Selon le décompte, le loyer courant n’est repris que de manière partielle, bien que des paiements soient réalisés en octobre, novembre et décembre 2024.
En conséquence, l’expulsion de Mme [P] [B] et de tous occupants de son chef sera ordonnée, avec l’assistance du commissaire de police et de la force publique, si besoin est, dans les deux mois suivant le commandement d’avoir à libérer les lieux.
La séquestration des biens et objets mobiliers se trouvant éventuellement dans les lieux lors de l’expulsion dans tel garde meubles ou local de son choix, aux frais, risques et périls de la société Immobilière 3F sera autorisée.
Sur l’indemnité d’occupation
Devenu occupant sans droit ni titre en raison de la résiliation du bail, le locataire est redevable d’une indemnité d’occupation s’il se maintient dans les lieux au-delà de la résiliation du bail et jusqu’à la date de restitution des clés au propriétaire des lieux ou à une personne habilitée à les recevoir. Cette indemnité est destinée à réparer le préjudice réel subi par le bailleur.
La résiliation du bail a été fixée au 26 juin 2024. La société IMMOBILIERE 3F sollicite une indemnité d’occupation mensuelle égale au montant du loyer du logement litigieux majoré de 50%. Elle demande subsidiairement une indemnité d’occupation mensuelle non inférieure au montant du loyer majoré des charges du logement litigieux.
La société IMMOBILIERE 3F ne justifie pas que son préjudice est égal au montant du loyer du logement litigieux majoré de 50%.
Dès lors, l’indemnité d’occupation mensuelle sera égale au montant du loyer indexé et des charges révisées comme si le bail se poursuivait.
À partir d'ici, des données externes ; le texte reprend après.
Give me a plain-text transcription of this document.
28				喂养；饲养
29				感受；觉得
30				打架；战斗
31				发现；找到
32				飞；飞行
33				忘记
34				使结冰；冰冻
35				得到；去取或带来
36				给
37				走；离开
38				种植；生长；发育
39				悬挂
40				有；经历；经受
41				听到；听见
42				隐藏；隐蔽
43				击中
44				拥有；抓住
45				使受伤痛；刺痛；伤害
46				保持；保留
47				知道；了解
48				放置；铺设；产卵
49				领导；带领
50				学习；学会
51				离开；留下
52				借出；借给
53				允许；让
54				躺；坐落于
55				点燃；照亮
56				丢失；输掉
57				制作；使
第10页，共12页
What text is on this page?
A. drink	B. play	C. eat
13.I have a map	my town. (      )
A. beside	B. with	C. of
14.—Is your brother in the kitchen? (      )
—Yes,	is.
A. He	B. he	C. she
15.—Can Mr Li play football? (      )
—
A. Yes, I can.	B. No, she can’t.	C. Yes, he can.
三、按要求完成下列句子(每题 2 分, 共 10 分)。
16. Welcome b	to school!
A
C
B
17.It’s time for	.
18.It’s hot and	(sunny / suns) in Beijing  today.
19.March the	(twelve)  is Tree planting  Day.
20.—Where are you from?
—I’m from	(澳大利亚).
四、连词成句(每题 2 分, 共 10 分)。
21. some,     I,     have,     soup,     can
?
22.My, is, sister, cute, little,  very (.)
Mme [P] [B] sera condamnée à la payer à la société IMMOBILIERE 3F, à compter du 26 juin 2024 et jusqu’à la complète reprise des lieux par la bailleresse.
Sur l’arriéré locatif
Selon l’assignation en date du 1er août 2024, la dette locative relative aux loyers et charges impayés est de 2.368,31 euros au 30 juin 2024, mois de juin 2024 inclus.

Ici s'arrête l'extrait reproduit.